1Ped. 2, 4-9;
Sal. 121;
Jn. 2, 13-22
Celebramos hoy en nuestra diócesis el día de la Dedicación de la Santa Iglesia Catedral. No es un aniversario cualquiera, puesto que para los que pertenecemos a la Iglesia que peregrina aquí en nuestras islas tiene un especial significado. No es una Iglesia cualquiera de la que celebramos su Dedicación puesto que es la Catedral de nuestra Diócesis.
Tendríamos quizá que recordar qué es, que significado tiene la Catedral. De entrada decir que es la sede del Obispo Diocesano y podríamos decir que es allí donde está la Cátedra del Pastor, del Obispo que con su oficio de Maestro anuncia el mensaje del evangelio para todos sus diocesanos; es así como la cabeza o la Iglesia madre de todas las Iglesias de la comunidad diocesana reunidas en torno a su pastor y a su Obispo.
Si importante es en cada comunidad cristiana el lugar sagrado donde damos culto al Señor, escuchamos su Palabra y celebramos los sacramentos en la reunión de la asamblea de la comunidad cristiana, cuánto más lo ha de ser para toda la Diócesis la catedral.
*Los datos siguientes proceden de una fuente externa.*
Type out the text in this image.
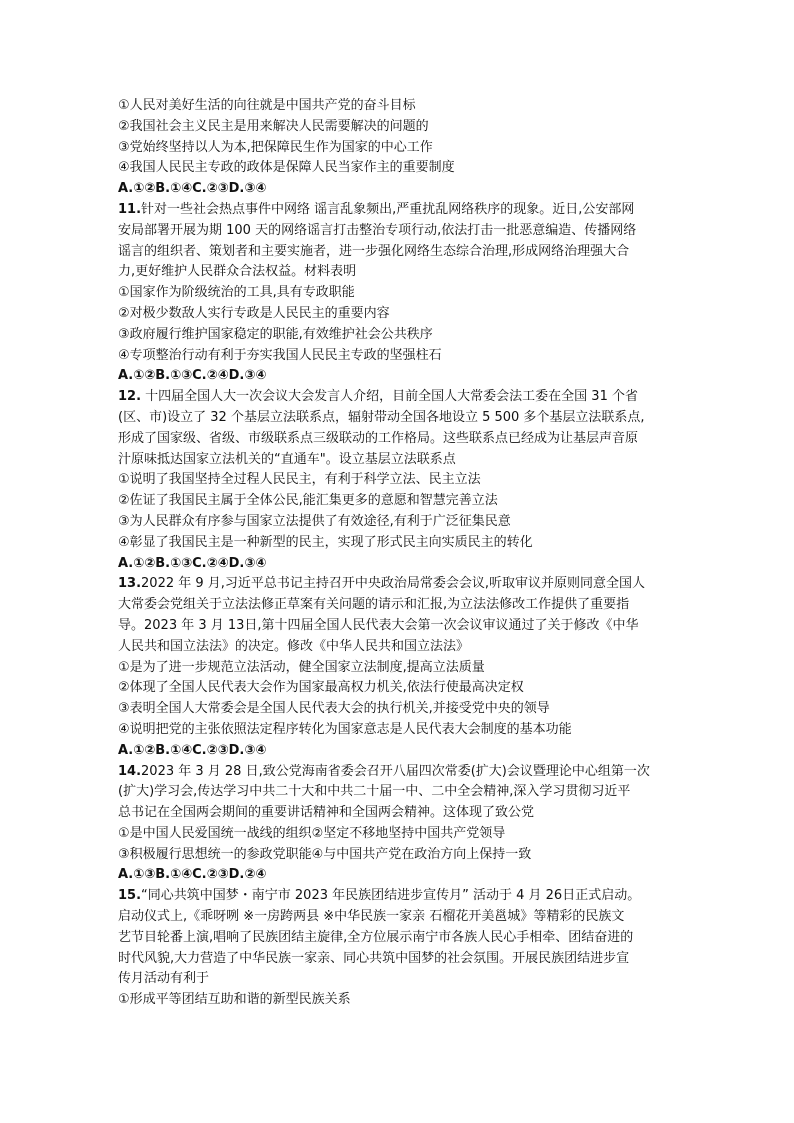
①人民对美好生活的向往就是中国共产党的奋斗目标
②我国社会主义民主是用来解决人民需要解决的问题的
③党始终坚持以人为本,把保障民生作为国家的中心工作
④我国人民民主专政的政体是保障人民当家作主的重要制度
A.①②B.①④C.②③D.③④
11.针对一些社会热点事件中网络 谣言乱象频出,严重扰乱网络秩序的现象。近日,公安部网
安局部署开展为期 100 天的网络谣言打击整治专项行动,依法打击一批恶意编造、传播网络
谣言的组织者、策划者和主要实施者，进一步强化网络生态综合治理,形成网络治理强大合
力,更好维护人民群众合法权益。材料表明
①国家作为阶级统治的工具,具有专政职能
②对极少数敌人实行专政是人民民主的重要内容
③政府履行维护国家稳定的职能,有效维护社会公共秩序
④专项整治行动有利于夯实我国人民民主专政的坚强柱石
A.①②B.①③C.②④D.③④
12. 十四届全国人大一次会议大会发言人介绍，目前全国人大常委会法工委在全国 31 个省
(区、市)设立了 32 个基层立法联系点，辐射带动全国各地设立 5 500 多个基层立法联系点,
形成了国家级、省级、市级联系点三级联动的工作格局。这些联系点已经成为让基层声音原
汁原味抵达国家立法机关的“直通车"。设立基层立法联系点
①说明了我国坚持全过程人民民主，有利于科学立法、民主立法
②佐证了我国民主属于全体公民,能汇集更多的意愿和智慧完善立法
③为人民群众有序参与国家立法提供了有效途径,有利于广泛征集民意
④彰显了我国民主是一种新型的民主，实现了形式民主向实质民主的转化
A.①②B.①③C.②④D.③④
13.2022 年 9 月,习近平总书记主持召开中央政治局常委会会议,听取审议并原则同意全国人
大常委会党组关于立法法修正草案有关问题的请示和汇报,为立法法修改工作提供了重要指
导。2023 年 3 月 13日,第十四届全国人民代表大会第一次会议审议通过了关于修改《中华
人民共和国立法法》的决定。修改《中华人民共和国立法法》
①是为了进一步规范立法活动，健全国家立法制度,提高立法质量
②体现了全国人民代表大会作为国家最高权力机关,依法行使最高决定权
③表明全国人大常委会是全国人民代表大会的执行机关,并接受党中央的领导
④说明把党的主张依照法定程序转化为国家意志是人民代表大会制度的基本功能
A.①②B.①④C.②③D.③④
14.2023 年 3 月 28 日,致公党海南省委会召开八届四次常委(扩大)会议暨理论中心组第一次
(扩大)学习会,传达学习中共二十大和中共二十届一中、二中全会精神,深入学习贯彻习近平
总书记在全国两会期间的重要讲话精神和全国两会精神。这体现了致公党
①是中国人民爱国统一战线的组织②坚定不移地坚持中国共产党领导
③积极履行思想统一的参政党职能④与中国共产党在政治方向上保持一致
A.①③B.①④C.②③D.②④
15.“同心共筑中国梦・南宁市 2023 年民族团结进步宣传月” 活动于 4 月 26日正式启动。
启动仪式上,《乖呀咧 ※一房跨两县 ※中华民族一家亲 石榴花开美邕城》等精彩的民族文
艺节目轮番上演,唱响了民族团结主旋律,全方位展示南宁市各族人民心手相牵、团结奋进的
时代风貌,大力营造了中华民族一家亲、同心共筑中国梦的社会氛围。开展民族团结进步宣
传月活动有利于
①形成平等团结互助和谐的新型民族关系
Así el templo catedral, en este caso, como lugar sagrado, dedicado, consagrado al Señor se convierte para los cristianos en un especial signo visible de la presencia del Señor en medio de nosotros. De ello tiene que hablarnos toda Iglesia o todo templo sagrado dedicado y consagrado al Señor. Pero por esas especiales características que hemos expresado la catedral tiene un significado grande para la vida de la Iglesia Diocesana. Por eso la liturgia en el aniversario de su Dedicación nos invita a celebrar esta fiesta especial. Por eso decíamos no es un aniversario cualquiera porque tampoco es un templo cualquiera para todos y cada uno de los diocesanos.
Pero cuando hablamos de ese templo visible y material, al que llamamos también Iglesia, no nos quedamos en la materialidad del mismo templo, sino que tenemos que ir mucho más allá. Reconocemos que el verdadero templo de Dios para nosotros es el Señor. El Hijo de Dios se encarnó y se hizo hombre tomando un cuerpo humano como el nuestro porque es verdadero hombre al mismo tiempo que verdadero Dios. Pero por eso mismo se convierte para nosotros en ese primer templo de Dios en medio nuestro, la primera señal, el más importante signo visible de Dios en medio de nosotros. Es el Emmanuel, Dios con nosotros y por El llega a nosotros toda la gracia de Dios, todo el amor de Dios que nos salva y nos redime y nos llena de la santidad de Dios.
Hoy nos ha hablado san Pedro de que Cristo es la piedra angular, escogida y preciosa. Pero al mismo tiempo nos dice que nosotros también somos piedras vivas que entramos en la construcción de ese templo del Espíritu. Por eso decimos también que nosotros somos también por la acción del Espíritu que nos consagra en verdaderos templos de Dios. Para eso fuimos ungidos en nuestro Bautismo.
Es por eso lo que decimos en el prefacio de esta fiesta. ‘Te has dignado habitar en toda casa consagrada a la oración, para hacer de nosotros, con la ayuda constante de tu gracia, templos del Espíritu, resplandecientes por la santidad de vida. Con tu acción constante santifica, Señor, a la Iglesia, esposa de Cristo, simbolizada en edificios visibles, para que así, como madre gozosa por la multitud de sus hijos, pueda ser presentada en la gloria de tu reino’.
Esta celebración, pues, además de una invitación a considerar y valorar todo el hondo significado que tiene la Iglesia catedral para sus diocesanos, es también para nosotros un estímulo y una exigencia, podríamos decir también, para nuestra santidad personal. Si somos templos de Dios con cuánta santidad hemos de vivir nuestra vida. Santidad que no hemos de profanar nunca con el pecado, santidad que hemos de hacer brillas con el resplandor de nuestras virtudes. Santidad que es exigencia también porque por nuestra vida hemos de convertirnos también en signos visibles de esa presencia de Dios en medio del mundo.